Otro hombre, uno que se hizo a sí mismo, comenzó a trabajar de niño como repartidor de un supermercado de La Coruña y hoy tiene una de las primeras fortunas del mundo, ha dado una gran lección de bonhomía y generosidad haciendo entrega de 320 millones de euros, para modernizar los servicios públicos de diagnóstico del cáncer. Sin duda, es una lección magistral, universal, urbi et orbe, que empequeñece aún más la miseria de quienes se acogieron a la amnistía fiscal decretada por Montoro, fueran del PP, del clan Pujol, del Instituto Noos, o de la UGT. Del rey abajo, ninguno.
Las reacciones congruentes ante la lección de don Amancio Ortega son dos simultáneas: en primer lugar, integrar el aprendizaje; ya que, en proporción, cada uno podemos hacer donación de algún excedente, por modesto que sea. Y superpuesta, la gratitud hacia alguien que comparte sus bienes con largueza.
Sin embargo, la miseria rezuma por donde puede. Hay personas que no sólo no integran aprendizaje, tampoco se muestran agradecidas e incluso han rechazado el gesto, la gesta más bien. Tal reacción, aparentemente insólita, no es debida a que sean mal nacidos, no; sus padres, posiblemente, les enseñaran a ser generosos. Es su mente “cuantofrénica” la que les impide catalogar las gestas y experimentar sentimientos acordes con las mismas.
Con el neologismo, me refiero al carácter pretenciosamente objetivo de algunas mentes, condicionadas por el materialismo, dialéctico, o absoluto, que sólo están dispuestas a medir y pesar objetos materiales; se fijan en aquello que puede preverse en un protocolo; sopesan los hechos por sus consecuencias objetivas, gastos que acarrean, costes y recursos que demandan.
El espíritu subjetivo, que late detrás de cada acción humana, no entra en el paradigma materialista; y mucho menos la espiritualidad del altruismo, la filantropía o la caridad. A ésta última sólo la entienden como diaconía, nunca como expresión amorosa; por eso, la atacan, por si la diaconía fuera a competir con el providencialismo estatal.
En el espectro materialista tampoco encaja el espíritu objetivo y los valores de civilización que entraña, como la compasión y la solidaridad.
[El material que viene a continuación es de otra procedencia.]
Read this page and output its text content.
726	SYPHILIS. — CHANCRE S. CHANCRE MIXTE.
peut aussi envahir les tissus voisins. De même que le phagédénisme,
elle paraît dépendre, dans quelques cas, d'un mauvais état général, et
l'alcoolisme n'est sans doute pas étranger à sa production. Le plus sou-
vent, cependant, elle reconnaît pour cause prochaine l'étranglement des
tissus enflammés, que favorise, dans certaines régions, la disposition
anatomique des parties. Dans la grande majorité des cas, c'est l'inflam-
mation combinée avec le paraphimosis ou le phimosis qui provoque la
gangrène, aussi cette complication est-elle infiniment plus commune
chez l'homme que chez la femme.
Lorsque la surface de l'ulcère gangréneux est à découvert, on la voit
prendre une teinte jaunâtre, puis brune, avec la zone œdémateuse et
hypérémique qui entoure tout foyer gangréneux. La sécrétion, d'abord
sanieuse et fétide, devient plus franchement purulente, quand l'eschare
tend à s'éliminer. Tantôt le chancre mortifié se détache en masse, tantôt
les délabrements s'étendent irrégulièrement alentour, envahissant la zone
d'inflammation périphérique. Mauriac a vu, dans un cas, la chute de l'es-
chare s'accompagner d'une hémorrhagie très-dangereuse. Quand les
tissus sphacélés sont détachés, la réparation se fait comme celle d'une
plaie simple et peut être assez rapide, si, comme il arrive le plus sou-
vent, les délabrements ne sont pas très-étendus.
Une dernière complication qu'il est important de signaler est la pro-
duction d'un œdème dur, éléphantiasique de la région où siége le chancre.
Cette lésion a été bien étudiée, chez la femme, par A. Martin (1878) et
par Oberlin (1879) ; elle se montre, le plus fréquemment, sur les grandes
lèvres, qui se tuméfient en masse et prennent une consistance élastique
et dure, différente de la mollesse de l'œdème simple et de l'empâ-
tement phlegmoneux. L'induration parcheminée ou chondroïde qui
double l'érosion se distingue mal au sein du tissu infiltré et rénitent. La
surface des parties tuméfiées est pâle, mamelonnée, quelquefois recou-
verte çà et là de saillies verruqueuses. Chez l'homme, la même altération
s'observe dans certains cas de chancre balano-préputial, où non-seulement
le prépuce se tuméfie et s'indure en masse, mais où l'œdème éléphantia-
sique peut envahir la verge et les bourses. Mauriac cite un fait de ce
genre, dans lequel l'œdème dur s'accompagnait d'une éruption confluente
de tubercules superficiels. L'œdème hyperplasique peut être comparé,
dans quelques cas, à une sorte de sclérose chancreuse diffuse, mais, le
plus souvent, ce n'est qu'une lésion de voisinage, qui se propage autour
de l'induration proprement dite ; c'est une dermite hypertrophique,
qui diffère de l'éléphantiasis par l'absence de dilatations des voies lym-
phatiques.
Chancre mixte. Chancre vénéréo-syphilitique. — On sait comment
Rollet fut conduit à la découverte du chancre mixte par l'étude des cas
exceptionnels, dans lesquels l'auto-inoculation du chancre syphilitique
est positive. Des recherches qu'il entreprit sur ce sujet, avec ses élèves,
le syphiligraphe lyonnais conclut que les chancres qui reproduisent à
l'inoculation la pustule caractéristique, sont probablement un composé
Quizá sea por el carácter hegeliano del espíritu objetivo. Hegel ya resulta un antecesor de Marx.
El cuantofrénico ni siquiera concibe qué pueda ser eso de las sinergias en un sistema estocástico como la sociedad. Piensa linealmente y atendiendo a la lógica de la materia, siguiendo el protocolo metodológico de su ideología, nunca exenta de paranoia, por cierto. Todo eso le impide ser agradecido y aun comprender las gestas, sea épica, sea magistral.
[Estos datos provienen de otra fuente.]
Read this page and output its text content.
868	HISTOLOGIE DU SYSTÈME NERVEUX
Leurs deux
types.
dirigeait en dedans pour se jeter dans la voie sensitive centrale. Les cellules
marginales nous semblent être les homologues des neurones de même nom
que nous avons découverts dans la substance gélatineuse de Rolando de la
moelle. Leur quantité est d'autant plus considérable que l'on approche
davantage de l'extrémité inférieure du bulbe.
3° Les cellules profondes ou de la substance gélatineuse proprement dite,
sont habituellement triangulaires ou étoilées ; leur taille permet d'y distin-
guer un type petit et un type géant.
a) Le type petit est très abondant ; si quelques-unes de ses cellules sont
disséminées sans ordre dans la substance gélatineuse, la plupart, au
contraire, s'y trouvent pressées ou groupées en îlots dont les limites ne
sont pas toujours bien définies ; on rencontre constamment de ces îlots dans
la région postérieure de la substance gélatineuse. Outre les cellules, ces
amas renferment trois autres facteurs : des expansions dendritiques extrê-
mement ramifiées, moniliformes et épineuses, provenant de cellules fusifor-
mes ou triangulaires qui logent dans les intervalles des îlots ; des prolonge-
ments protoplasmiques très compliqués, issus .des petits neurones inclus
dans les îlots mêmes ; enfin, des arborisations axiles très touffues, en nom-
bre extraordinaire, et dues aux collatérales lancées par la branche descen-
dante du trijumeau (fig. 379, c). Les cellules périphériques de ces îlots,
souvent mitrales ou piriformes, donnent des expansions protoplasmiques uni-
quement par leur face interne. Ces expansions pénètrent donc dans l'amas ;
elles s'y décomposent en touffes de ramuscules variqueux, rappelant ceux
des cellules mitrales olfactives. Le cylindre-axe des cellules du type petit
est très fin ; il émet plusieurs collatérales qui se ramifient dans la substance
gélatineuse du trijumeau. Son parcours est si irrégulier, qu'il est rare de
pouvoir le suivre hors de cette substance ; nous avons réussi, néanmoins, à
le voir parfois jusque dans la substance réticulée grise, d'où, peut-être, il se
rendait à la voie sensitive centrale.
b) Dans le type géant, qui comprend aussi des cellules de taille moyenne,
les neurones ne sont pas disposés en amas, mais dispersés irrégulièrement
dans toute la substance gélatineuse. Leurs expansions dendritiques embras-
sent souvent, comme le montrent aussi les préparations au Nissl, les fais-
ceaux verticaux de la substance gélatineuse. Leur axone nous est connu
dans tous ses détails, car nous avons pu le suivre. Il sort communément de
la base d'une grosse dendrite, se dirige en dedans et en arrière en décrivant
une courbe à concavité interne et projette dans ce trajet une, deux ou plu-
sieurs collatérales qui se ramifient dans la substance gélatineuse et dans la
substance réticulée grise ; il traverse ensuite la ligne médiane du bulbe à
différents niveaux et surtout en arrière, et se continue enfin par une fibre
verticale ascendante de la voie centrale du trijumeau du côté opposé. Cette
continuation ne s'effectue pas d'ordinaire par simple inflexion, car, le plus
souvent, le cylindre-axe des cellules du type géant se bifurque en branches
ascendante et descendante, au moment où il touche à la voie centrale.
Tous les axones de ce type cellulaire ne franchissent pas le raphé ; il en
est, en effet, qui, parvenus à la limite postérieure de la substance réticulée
Tales personas son miserables por limitación psíquica y, por tanto, acreedores a conmiseración. La miseria es siempre una desventura. La material puede paliarse con gestas como las de Ignacio y Amancio; pero la espiritual sólo puede enjugarse con la comprensión empática y la piedad de los demás, que han de ser generosos con los miserables. Paradojas del vivir juntos.